Um bei dem Thema voranzukommen, hat Isana – das 240 Produkte vertreibt und etwa 70 Prozent davon vor Ort herstellt – nun die Fuchstaler Gemeinderäte für Mitte Juli eingeladen, sich in Eresing selber ein Bild von dem Unternehmen zu machen. In der Sitzung gab es auch aus den Reihen der Gemeinderäte Widerstand. Heinz Nehrenheim aus Seestall befürchtete beispielsweise eine massive Zunahme des Lkw-Verkehrs. Eine Befürchtung, die von Eltz zwar grundsätzlich verstehen kann, aber für unbegründet hält. „In Relation zu den Transportern, die auf der B17 jetzt schon unterwegs sind, wird das aus unserer Sicht nicht substanziell ins Gewicht fallen.“ Für Kritik sorgte auch, dass die Erschließung von der B17 selbst nicht möglich sei, sondern von der Staatsstraße 2055 erfolgen müsse, die von Asch aus auf Höhe des Römerkessels in die Bundesstraße mündet. Das hatten Gespräche mit dem Straßenbauamt ergeben.

Warum die Firma Isana Naturkost ins Fuchstal umziehen will

Ist die Gewinnung von Mitarbeitern in Fuchstal leichter?

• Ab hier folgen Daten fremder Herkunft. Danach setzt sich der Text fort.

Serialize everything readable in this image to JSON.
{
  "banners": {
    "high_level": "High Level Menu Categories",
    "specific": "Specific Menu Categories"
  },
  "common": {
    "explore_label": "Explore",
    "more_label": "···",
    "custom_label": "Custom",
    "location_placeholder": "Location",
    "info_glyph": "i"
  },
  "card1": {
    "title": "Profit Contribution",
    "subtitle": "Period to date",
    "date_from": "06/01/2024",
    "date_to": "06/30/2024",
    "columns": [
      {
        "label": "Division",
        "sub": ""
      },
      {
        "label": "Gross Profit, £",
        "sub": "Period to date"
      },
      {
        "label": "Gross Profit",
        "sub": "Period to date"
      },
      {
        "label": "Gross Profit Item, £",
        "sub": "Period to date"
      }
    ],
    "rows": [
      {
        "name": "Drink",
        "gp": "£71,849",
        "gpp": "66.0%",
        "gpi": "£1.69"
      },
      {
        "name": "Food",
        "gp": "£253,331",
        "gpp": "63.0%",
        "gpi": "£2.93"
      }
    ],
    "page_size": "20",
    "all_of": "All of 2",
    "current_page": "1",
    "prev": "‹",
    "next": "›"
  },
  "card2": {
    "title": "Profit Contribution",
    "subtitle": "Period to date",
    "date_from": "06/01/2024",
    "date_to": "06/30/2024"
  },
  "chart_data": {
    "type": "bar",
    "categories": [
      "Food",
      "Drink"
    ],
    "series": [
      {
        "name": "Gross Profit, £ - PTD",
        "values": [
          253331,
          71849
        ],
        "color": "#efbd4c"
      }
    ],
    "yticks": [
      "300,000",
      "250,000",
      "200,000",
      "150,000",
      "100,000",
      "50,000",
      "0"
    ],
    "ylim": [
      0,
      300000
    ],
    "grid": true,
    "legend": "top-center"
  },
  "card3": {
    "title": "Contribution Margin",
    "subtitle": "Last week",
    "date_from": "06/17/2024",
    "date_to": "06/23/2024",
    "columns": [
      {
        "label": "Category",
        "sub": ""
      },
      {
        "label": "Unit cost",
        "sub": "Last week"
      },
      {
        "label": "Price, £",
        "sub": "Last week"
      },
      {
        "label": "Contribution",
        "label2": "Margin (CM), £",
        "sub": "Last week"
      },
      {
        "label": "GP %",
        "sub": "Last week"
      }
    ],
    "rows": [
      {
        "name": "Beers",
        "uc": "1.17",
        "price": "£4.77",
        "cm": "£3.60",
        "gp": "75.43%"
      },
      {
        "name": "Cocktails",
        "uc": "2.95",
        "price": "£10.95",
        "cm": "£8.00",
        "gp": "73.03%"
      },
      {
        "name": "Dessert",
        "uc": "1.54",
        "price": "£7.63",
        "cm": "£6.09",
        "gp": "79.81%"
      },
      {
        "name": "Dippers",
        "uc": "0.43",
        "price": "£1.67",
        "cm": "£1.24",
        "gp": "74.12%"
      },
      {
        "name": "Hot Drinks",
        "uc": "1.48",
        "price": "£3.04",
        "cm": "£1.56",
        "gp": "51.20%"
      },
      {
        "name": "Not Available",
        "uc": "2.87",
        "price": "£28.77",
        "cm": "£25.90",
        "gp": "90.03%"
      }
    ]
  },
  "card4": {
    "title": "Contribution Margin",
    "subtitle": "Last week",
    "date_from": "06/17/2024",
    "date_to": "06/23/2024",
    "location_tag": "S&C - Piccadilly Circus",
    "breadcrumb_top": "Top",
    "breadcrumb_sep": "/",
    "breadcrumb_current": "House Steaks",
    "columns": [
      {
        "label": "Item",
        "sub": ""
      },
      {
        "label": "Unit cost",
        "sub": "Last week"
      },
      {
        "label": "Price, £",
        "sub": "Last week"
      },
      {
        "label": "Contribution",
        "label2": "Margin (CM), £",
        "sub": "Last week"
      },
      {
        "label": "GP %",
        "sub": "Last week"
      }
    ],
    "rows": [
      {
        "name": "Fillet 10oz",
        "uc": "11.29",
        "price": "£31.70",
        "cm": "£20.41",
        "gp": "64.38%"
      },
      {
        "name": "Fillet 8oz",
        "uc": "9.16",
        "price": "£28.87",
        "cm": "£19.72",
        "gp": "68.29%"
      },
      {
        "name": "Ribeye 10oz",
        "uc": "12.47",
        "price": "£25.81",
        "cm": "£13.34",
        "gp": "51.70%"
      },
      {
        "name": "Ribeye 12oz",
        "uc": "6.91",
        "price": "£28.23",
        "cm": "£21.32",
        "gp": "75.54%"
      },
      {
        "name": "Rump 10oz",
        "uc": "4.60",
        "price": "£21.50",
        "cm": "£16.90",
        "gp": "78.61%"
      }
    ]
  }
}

Isana habe aktuell 200 Mitarbeiter und werde sich in Fuchstal auch etwas leichter mit der Mitarbeiterrekrutierung tun, glaubt Sebastian von Eltz. „Wir konkurrieren aktuell im Dreieck Augsburg, München, Landsberg um Arbeitskräfte. Aus Weilheim-Schongau fährt keiner bis Eresing, nach Fuchstal eher.“ Der Geschäftsführer geht davon aus, dass das Unternehmen – das seinen Umsatz laut von Eltz jährlich um fünf Prozent steigert – zunächst erst einmal etwa drei Hektar Fläche benötigen werde. Das entspreche in etwa dem, was jetzt in Eresing an Platz zur Verfügung stehe. Allerdings ist im Fuchstal ein weiterer Hektar für mögliche Erweiterungen vorgesehen und Synergien sparten Platz, verweist er. Auch am neuen Standort soll es wieder einen eigenen Verkaufsladen geben.

Fünf weitere Firmen sind an dem Standort interessiert

Die benötigte Fläche befindet sich bereits im Besitz von Walter Lutz, der Landwirt und Mitglied der Geschäftsführung bei Isana Naturkost ist. „Das Grundstück wurde auch mit Blick auf die angedachte Expansion erworben“, so von Eltz. Geht es nach Bürgermeister Erwin Karg, soll ein insgesamt 13 Hektar großes Gewerbegebiet ausgewiesen werden. Nach der Berichterstattung im LT hätte er Anrufe von fünf örtlichen Firmeninhabern erhalten, informierte Karg in der Gemeinderatssitzung weiter, die sich an Gewerbeflächen in einer Größenordnung zwischen 4000 und 6000 Quadratmetern interessiert gezeigt hätten.

Die Verantwortlichen bei Isana Naturkost hoffen, dass möglichst zeitnah eine Baugenehmigung erteilt wird und die Produktion im Fuchstal in Jahr 2021 oder im Jahr darauf dort starten kann.